Kampala news media, including The Monitor, have run headlines announcing the formal registration of what they have called “Muntu’s Party.” Indeed, this has been the drumbeat since Mugisha Muntu, together with many colleagues, resigned from the Forum for Democratic Change (FDC) to embark on the formation of a new party.
The media’s allocation of the new party to Mr. Muntu is more likely to be an honest error than a deliberate attempt to mislead. We live in an era of personalised politics. In Uganda’s case, none of the major parties has escaped this affliction.
Within a couple of years following Uganda’s Independence, the Uganda People’s Congress (UPC) became a personal organization of Mr. Apolo Milton Obote. Five of his colleagues who attempted to move a vote of no confidence in him in early 1966 were quickly arrested and incarcerated without trial for five years. They were only released after Obote was overthrown by Gen. Idi Amin Dada in 1971.
Following the overthrow of Amin in 1979, no sane member of UPC would have considered challenging Obote for the leadership. His triumphant return from exile in 1980 was crowned by his re-anointing as the ruler of his party. Even after he was overthrown again by a new set of his soldiers, Obote remained leader of the UPC until his death in 2005. He was succeeded by Miria Kalule Obote, his widow, who had never held any political office before. Their son, Jimmy Akena Obote, is the current leader of the remnants of his father’s party.

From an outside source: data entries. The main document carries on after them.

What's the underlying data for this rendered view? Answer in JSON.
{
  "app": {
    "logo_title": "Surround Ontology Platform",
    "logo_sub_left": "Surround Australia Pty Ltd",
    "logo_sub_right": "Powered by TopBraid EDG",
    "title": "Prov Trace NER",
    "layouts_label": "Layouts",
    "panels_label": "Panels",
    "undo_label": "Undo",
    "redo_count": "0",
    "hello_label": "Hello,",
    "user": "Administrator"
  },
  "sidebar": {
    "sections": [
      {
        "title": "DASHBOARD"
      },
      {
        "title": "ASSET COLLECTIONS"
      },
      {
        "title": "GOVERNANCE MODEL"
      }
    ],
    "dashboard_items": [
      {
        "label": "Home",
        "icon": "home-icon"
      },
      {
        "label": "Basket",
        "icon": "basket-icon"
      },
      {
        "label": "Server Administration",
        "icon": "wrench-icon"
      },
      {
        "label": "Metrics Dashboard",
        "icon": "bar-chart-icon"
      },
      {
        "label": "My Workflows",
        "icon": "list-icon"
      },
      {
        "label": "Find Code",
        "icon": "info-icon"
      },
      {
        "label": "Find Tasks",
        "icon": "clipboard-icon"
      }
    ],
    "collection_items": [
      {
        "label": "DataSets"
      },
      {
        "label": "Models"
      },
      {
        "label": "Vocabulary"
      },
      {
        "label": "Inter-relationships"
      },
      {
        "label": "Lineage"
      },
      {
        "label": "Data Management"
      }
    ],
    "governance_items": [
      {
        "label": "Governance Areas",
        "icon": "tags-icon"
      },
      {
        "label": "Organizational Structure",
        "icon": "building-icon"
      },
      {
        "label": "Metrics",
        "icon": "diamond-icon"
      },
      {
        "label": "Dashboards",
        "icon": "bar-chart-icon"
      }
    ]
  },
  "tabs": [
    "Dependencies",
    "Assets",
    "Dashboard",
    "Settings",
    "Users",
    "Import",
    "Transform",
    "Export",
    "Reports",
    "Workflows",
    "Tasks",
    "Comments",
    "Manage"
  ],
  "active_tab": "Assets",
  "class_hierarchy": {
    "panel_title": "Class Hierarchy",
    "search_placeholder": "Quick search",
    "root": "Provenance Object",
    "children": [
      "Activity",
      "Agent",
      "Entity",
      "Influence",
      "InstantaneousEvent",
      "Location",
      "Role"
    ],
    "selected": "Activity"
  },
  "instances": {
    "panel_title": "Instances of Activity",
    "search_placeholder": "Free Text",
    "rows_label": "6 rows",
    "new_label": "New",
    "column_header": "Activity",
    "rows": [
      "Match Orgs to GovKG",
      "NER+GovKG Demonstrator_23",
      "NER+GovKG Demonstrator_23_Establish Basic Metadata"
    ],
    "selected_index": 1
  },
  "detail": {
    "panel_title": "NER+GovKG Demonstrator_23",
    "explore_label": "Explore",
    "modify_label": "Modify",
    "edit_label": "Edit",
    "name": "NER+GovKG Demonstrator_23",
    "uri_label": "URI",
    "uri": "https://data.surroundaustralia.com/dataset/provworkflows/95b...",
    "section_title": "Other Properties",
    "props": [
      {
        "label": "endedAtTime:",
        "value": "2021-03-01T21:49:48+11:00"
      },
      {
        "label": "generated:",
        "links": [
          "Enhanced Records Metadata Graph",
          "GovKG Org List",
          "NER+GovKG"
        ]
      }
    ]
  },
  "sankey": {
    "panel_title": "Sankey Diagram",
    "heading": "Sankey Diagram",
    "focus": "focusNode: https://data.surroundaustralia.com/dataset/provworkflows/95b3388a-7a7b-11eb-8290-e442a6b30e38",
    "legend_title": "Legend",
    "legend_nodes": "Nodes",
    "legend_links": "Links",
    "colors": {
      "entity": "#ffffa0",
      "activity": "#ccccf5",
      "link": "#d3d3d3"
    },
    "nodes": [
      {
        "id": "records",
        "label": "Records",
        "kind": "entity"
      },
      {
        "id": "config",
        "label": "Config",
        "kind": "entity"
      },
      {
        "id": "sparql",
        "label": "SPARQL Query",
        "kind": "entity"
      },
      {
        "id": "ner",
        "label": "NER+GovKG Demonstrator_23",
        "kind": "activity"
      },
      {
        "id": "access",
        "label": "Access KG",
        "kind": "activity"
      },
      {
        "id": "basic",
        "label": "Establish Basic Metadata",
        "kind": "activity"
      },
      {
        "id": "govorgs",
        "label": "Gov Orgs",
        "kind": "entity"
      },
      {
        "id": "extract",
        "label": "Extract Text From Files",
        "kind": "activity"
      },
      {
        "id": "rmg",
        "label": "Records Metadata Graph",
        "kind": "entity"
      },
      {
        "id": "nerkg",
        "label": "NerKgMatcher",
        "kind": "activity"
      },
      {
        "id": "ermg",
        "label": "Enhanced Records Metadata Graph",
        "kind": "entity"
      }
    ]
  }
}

Likewise, the leadership of the Democratic Party, which enjoyed a post-Amin revival and widespread support across the country, was quickly ring-fenced for Paulo Kawanga Semmogerere.
One recalls, with undimmed astonishment, an incident two decades ago where Semmogerere reportedly advised Francis Wazarwahi Bwengye, a long-term DP member, to form his own party if he wanted to be party leader. It ended Mr. Bwengye’s hopes of leading DP.
The National Resistance Movement (NRM), which has been Uganda’s ruling party for 33 years, is owned by Yoweri Kaguta Museveni, the country’s president. Those who have shown a serious interest in replacing him as party leader have enjoyed the unwelcome attentions of Uganda’s militarized police.
The most dramatic illustration of this phenomenon was the president’s response to John Patrick Amama Mbabazi (JPAM) when the latter accepted Museveni’s invitation to succeed him. JPAM, who had been one of the most influential members of the NRM, quickly morphed into one of the topmost “enemies of the state.” Little has been heard from him since his humiliation at a superbly rigged election in which the state awarded him a token 1.4 percent of the votes.
To avoid a repeat of the messy business of having to beat and arrest another serious pretender to the NRM throne, Mr. Museveni has secured an anointing as sole candidate for his party in 2021. He is likely to remain party leader for at least ten more years.
When the Forum for Democratic Change (FDC) was formed in 2005, it was expected that Kizza Besigye would win election as the party’s first president. What surprised some of us was the vehement rejection of an attempt by Mugisha Muntu to challenge Besigye for party leadership in 2005.
However, the argument that such a challenge would create unmanageable rifts in a nascent party that Museveni was eager to pulverize before it took off, was persuasive enough that we went along with the anointing of our leader.
The FDC soon became Besigye’s party. Not even his personal protestations against this changed the minds of many party faithful who viewed any leadership challenge against our hero to be a betrayal.
Besigye stepped down from the FDC party presidency in 2012. However, the Ugandan news media reports about the FDC continue to give him precedence over his successors. They are not alone in thinking that FDC is Besigye’s organization.
So, one understands the lens through which Ugandan journalists view an emerging political party.
The fact is that the Alliance for National Transformation is a party whose conception, gestation and birth have been the collective effort of very many people. Whereas Mr. Mugisha Muntu has been at the centre of the action, providing exemplary leadership of the process, he has not been working alone. He has had with him a committed group of men and women who share his passionate desire to change the direction of politics in our country.
Part of that change is a shift from personality cults centred on personalised political leadership, to creation of strong institutions to which the leader is subordinate.
Indeed, Muntu himself, has consistently talked about the teamwork that has driven the formation of The Alliance. At the core of Muntu’s political activities over the years has been his very strong belief in institution building.
Those who support The Alliance have an opportunity to work hard to protect the party from ownership claims by any individual or group. If, as we hope, Mugisha Muntu seeks the party’s leadership, it should be in the context of an open and free competition with whoever wishes to offer themselves as party president. The presidency of The Alliance must not be ringfenced for any one individual. Not now, not tomorrow. Never.
The transformation of politics that The Alliance seeks to champion must start with its internal culture of leadership. When it does this, The Alliance will be a credible choice as the governing party of a country that so desperately needs a taste of genuine democracy.
The good news is that Mugisha Muntu and his colleagues who are promoting The Alliance have an excellent track record of democrat conduct. It should not be hard to help change the media’s and society’s reflexive assumptions.